René Descartes - Profile picture

René Descartes

Profile - René Descartes (1596–1650)

Descartes was born near Tours in France, was educated at a Jesuit college, and was a staunch believer in an omnipotent and benevolent God. His father wanted him to become a lawyer, and he wanted to be a military officer. But on 11 November 1619, aged 23, he had a series of dreams, or auditory hallucinations, that inspired him with the idea of a completely new philosophical and scientific system based on mechanical principles. He was not only a great philosopher but also a physicist, a physiologist, and a mathematician. He was the first to draw graphs and invented Cartesian coordinates, which remain a central concept in mathematics.
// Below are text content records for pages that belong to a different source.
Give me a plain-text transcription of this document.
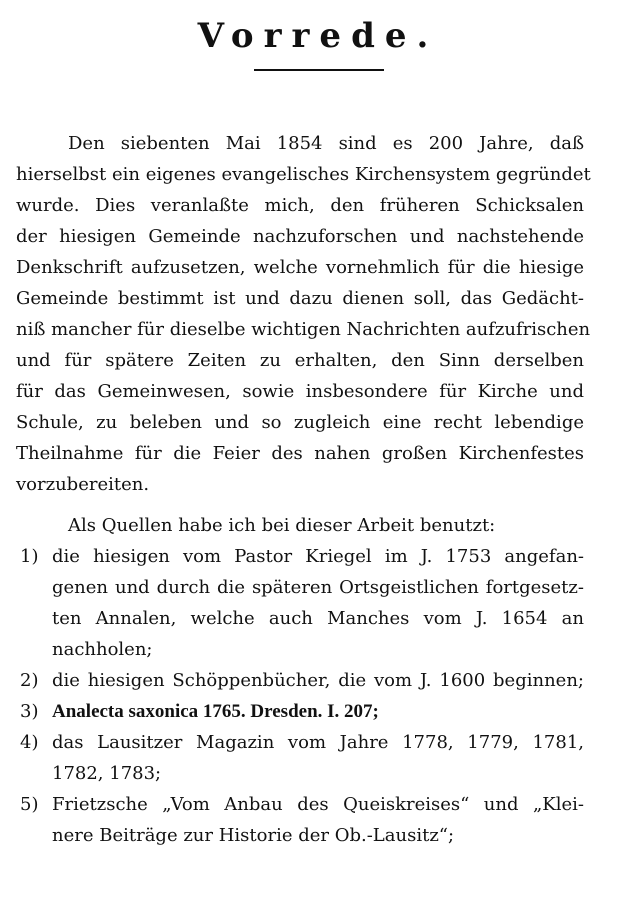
Vorrede.

Den siebenten Mai 1854 sind es 200 Jahre, daß
hierselbst ein eigenes evangelisches Kirchensystem gegründet
wurde. Dies veranlaßte mich, den früheren Schicksalen
der hiesigen Gemeinde nachzuforschen und nachstehende
Denkschrift aufzusetzen, welche vornehmlich für die hiesige
Gemeinde bestimmt ist und dazu dienen soll, das Gedächt-
niß mancher für dieselbe wichtigen Nachrichten aufzufrischen
und für spätere Zeiten zu erhalten, den Sinn derselben
für das Gemeinwesen, sowie insbesondere für Kirche und
Schule, zu beleben und so zugleich eine recht lebendige
Theilnahme für die Feier des nahen großen Kirchenfestes
vorzubereiten.

Als Quellen habe ich bei dieser Arbeit benutzt:
1) die hiesigen vom Pastor Kriegel im J. 1753 angefan-
genen und durch die späteren Ortsgeistlichen fortgesetz-
ten Annalen, welche auch Manches vom J. 1654 an
nachholen;
2) die hiesigen Schöppenbücher, die vom J. 1600 beginnen;
3) Analecta saxonica 1765. Dresden. I. 207;
4) das Lausitzer Magazin vom Jahre 1778, 1779, 1781,
1782, 1783;
5) Frietzsche „Vom Anbau des Queiskreises“ und „Klei-
nere Beiträge zur Historie der Ob.-Lausitz“;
He is best known for his saying ‘I think, therefore I am’ (je pense, donc je suis, or cogito ergo sum), which he arrived at using his ‘method of doubt’. He tried to reject everything that could be doubted and accept only that which was beyond doubt, which brought him to the fact that he, himself, was doubting. He described the human body entirely as a machine made of ‘extended substance’ (in the Latin, res extensa), but concluded that the mind, spirit, or soul (which he called the animus) must be a separate entity made of a non-spatial and indivisible ‘thinking substance’ (res cogitans). The two substances were connected through the pineal gland. This theory became known as Cartesian dualism, a term that is now used synonymously with substance dualism—that is, any theory that posits causal interactions between fundamentally distinct substances, material and immaterial. For the last 20 years of his life, Descartes lived mostly in Holland. He died, probably of pneumonia, in Sweden in 1650.